Al final se impuso el criterio del aumento. Mi suegra estuvo una semana entre que se moría y que no se moría; luego decidió martirizar a sus prójimos durante un tiempo más y no se murió. Al contrario, parecía veinte años más joven que cuando la conociera. Manifestó deseos de hacer un contrato treintenario por la casa que ocupaba, propósito que me espeluznó. Dijo algo entre dientes que me sonó a esto: «Le llevaré flores». Me imagino que su antojo de llevarme flores no llegaría hasta la Chacarita. En fin, a todas luces mi futura suegra reveló la intención de vivir hasta el día que me aumentaran el sueldo a mil pesos.

Llegó el otro aumento. Es decir. el aumento de setenta y cinco pesos.

Mi suegra me dijo en un tono que se podía conceptuar de irónico si no fuera agresivo y amenazador:

-Supongo que no tendrá intención de esperar otro aumento.
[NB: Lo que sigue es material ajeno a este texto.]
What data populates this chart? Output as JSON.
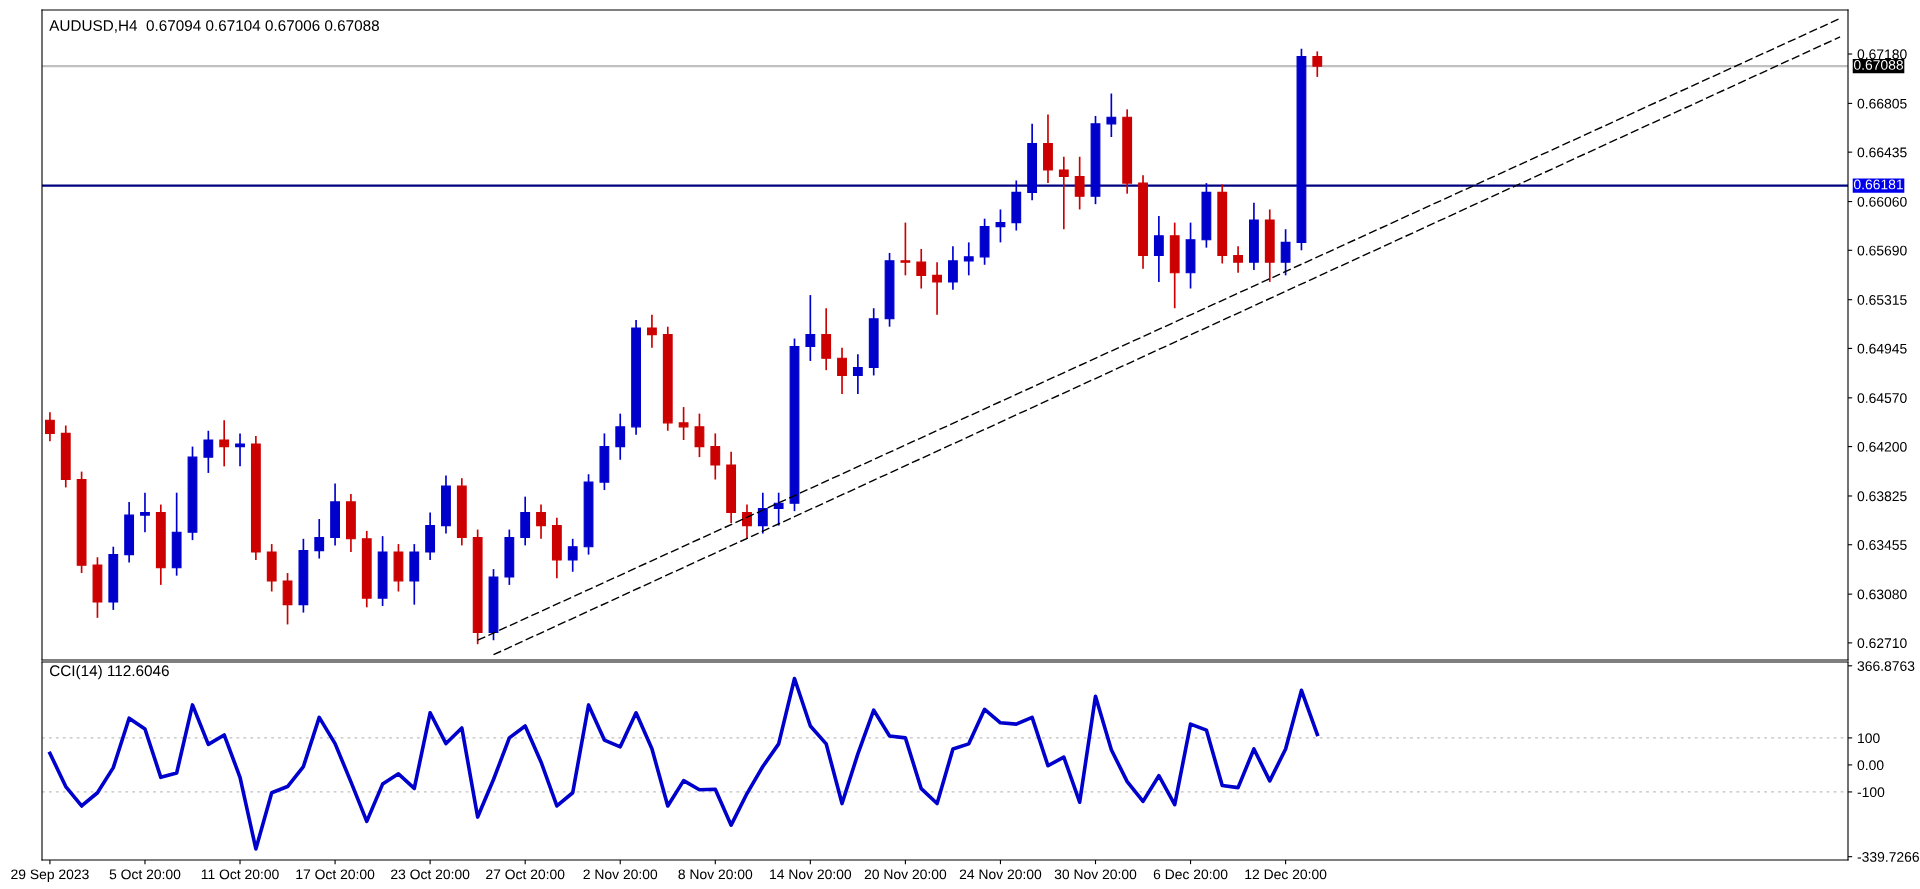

Y cuando le iba a contestar estalló la revolución. Casarse bajo un régimen revolucionario sería demostrar hasta la evidencia que se está loco. O, cuando menos, que se tienen alteradas las facultades mentales.

Yo no me caso. Hoy se lo he dicho:

-No, señora, no me caso. Esperemos que el gobierno convoque a elecciones y a que resuelva si reforma la Constitución o no. Una vez que el Congreso esté constituido , que toda: las instituciones marchen como deben yo no pondré ningún inconveniente al cumplimiento de mis compromisos. Pero hasta tanto el Gobierno Provisional no entregue el poder al Pueblo Soberano, yo tampoco entregaré mi libertad. Además que pueden dejarme cesante.